Recorded within a single week with microphones purloined from the ruins of The Nashville Network, Getting Into Knives brought the band to Sam Phillips Recording, former haunt of The Cramps as well as Elvis of Tupelo. These two iconic bookends are deeply in keeping with the range of sound on offer. Producer Matt Ross-Spang enlisted the Rev. Charles Hodges, whose Hammond B-3 gave rise to Al Green’s sound as well as the Memphis trumpeter Tom Clary, and there’s a rockabilly feel alongside soul and even country, but no one genre is discernible for long. It’s as if The Mountain Goats contain multitudes and so can you. This method for seeing self and others more clearly is on offer on the album’s hardest-driving number, “As Many Candles As Possible.” Even under duress, one touch of nature makes the whole world kin, and, if we have an eye for them, kinship rituals can be spied arising before us throughout our everyday campaigns:
”When you see the risen beast in you nightmares
You treat him like a long, lost brother
But when you pass him on the streets of the city by day
You pretend you don’t recognize each other.”
Overcoming the temptation to dissociate from the beast without and within is among John Darnielle’s signature moves. Why front at the sight of danger when you don’t have to? If light is scarce in what Darnielle has referred to as a “data-poor environment,” compassion is called for. This includes a lobster, wolves, fish, and pigs, as well as human beings whose experience differs, whether slightly or radically, from our own.

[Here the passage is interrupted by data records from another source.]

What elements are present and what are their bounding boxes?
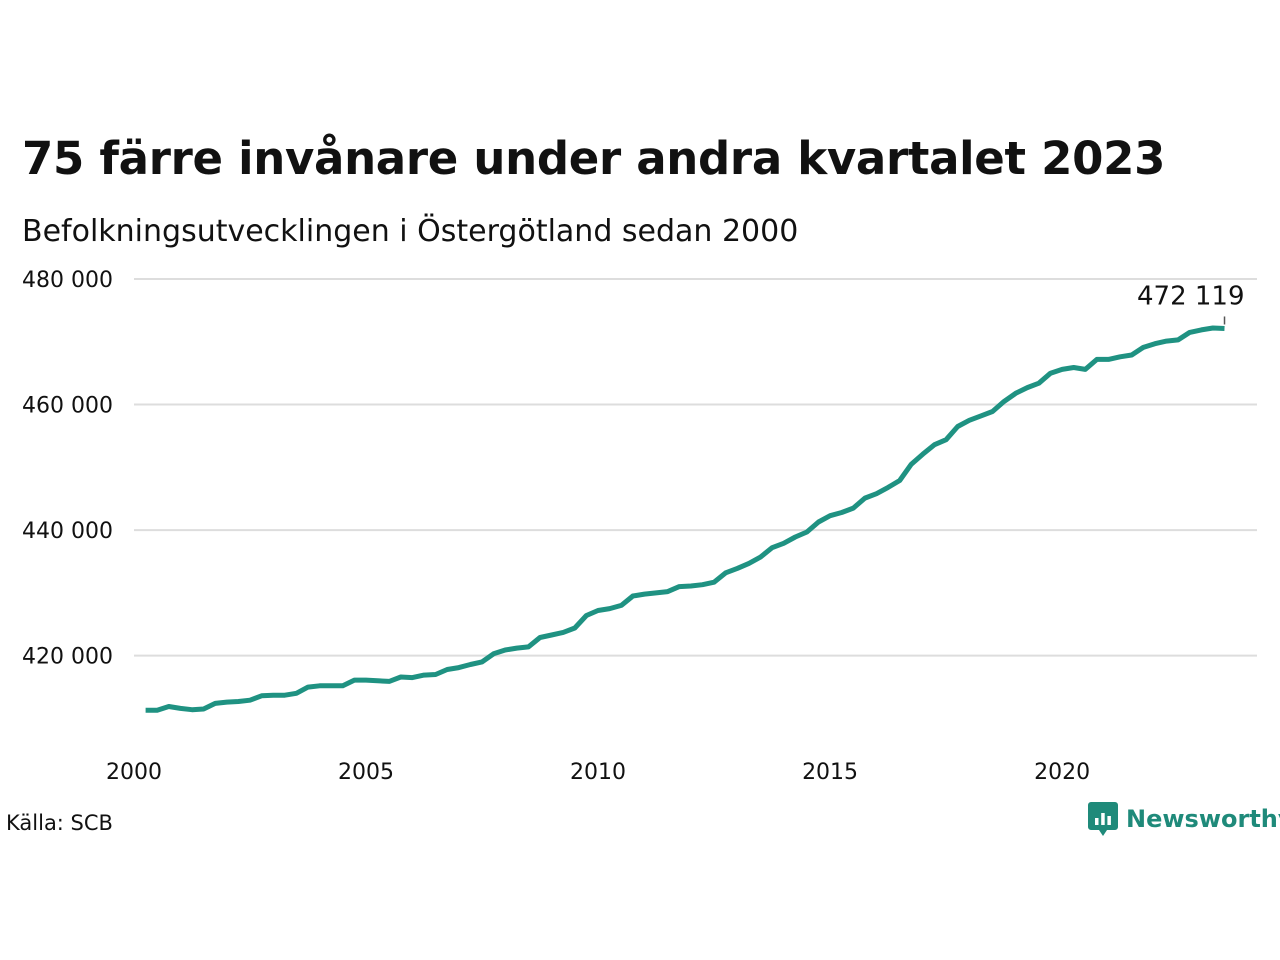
x-tick-label: 2015: [802, 760, 858, 785]
series-line: [145, 325, 1225, 713]
brand-name: Newsworthy: [1126, 805, 1280, 833]
annotation-label: 472 119: [1137, 281, 1245, 311]
x-tick-label: 2005: [338, 760, 394, 785]
y-axis-tick-labels: 420 000 440 000 460 000 480 000: [22, 268, 113, 670]
gridlines: [134, 278, 1257, 657]
series-layer: [145, 325, 1225, 713]
y-tick-label: 420 000: [22, 645, 113, 670]
x-tick-label: 2000: [106, 760, 162, 785]
y-tick-label: 480 000: [22, 268, 113, 293]
brand-logo: Newsworthy: [1088, 802, 1280, 836]
annotation-layer: 472 119: [1137, 281, 1245, 325]
chart-bubble-icon: [1088, 802, 1118, 836]
y-tick-label: 440 000: [22, 519, 113, 544]
source-note: Källa: SCB: [6, 811, 113, 835]
chart-subtitle: Befolkningsutvecklingen i Östergötland s…: [22, 214, 799, 249]
y-tick-label: 460 000: [22, 394, 113, 419]
x-tick-label: 2020: [1034, 760, 1090, 785]
chart-title: 75 färre invånare under andra kvartalet …: [22, 132, 1166, 185]
x-tick-label: 2010: [570, 760, 626, 785]
x-axis-tick-labels: 2000 2005 2010 2015 2020: [106, 760, 1090, 785]
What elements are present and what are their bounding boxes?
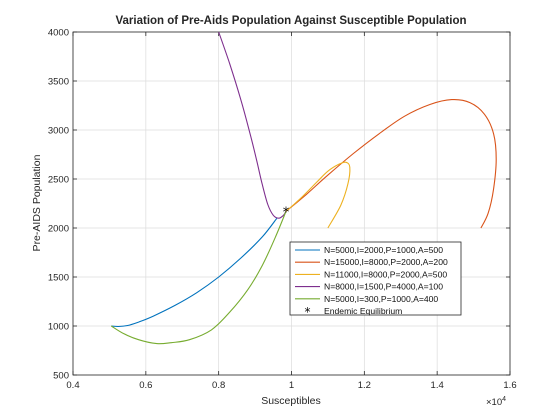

Something like this imaginative practice is exemplified in every song on the album. Take “Picture of My Dress,” for instance. What began as a writing prompt on Twitter, initiated by the poet Maggie Smith provoked a reply which turned into a song John Darnielle imagined aloud would be better tackled by Mary Chapin Carpenter. From there, Darnielle conjures and gives voice to a divorcee travelling across the country taking pictures of her wedding dress in different contexts and locations. She pauses in the bathroom of a Burger King to note the presence of Aerosmith’s Steven Tyler on an overhead speaker (“He doesn’t want to miss a thing”), takes in the sights with a determined open-handedness, and also considers the challenge she faces as she tries to recover a sense of self: “I’m going to have to chase down the remnants of something special that you stole from me.”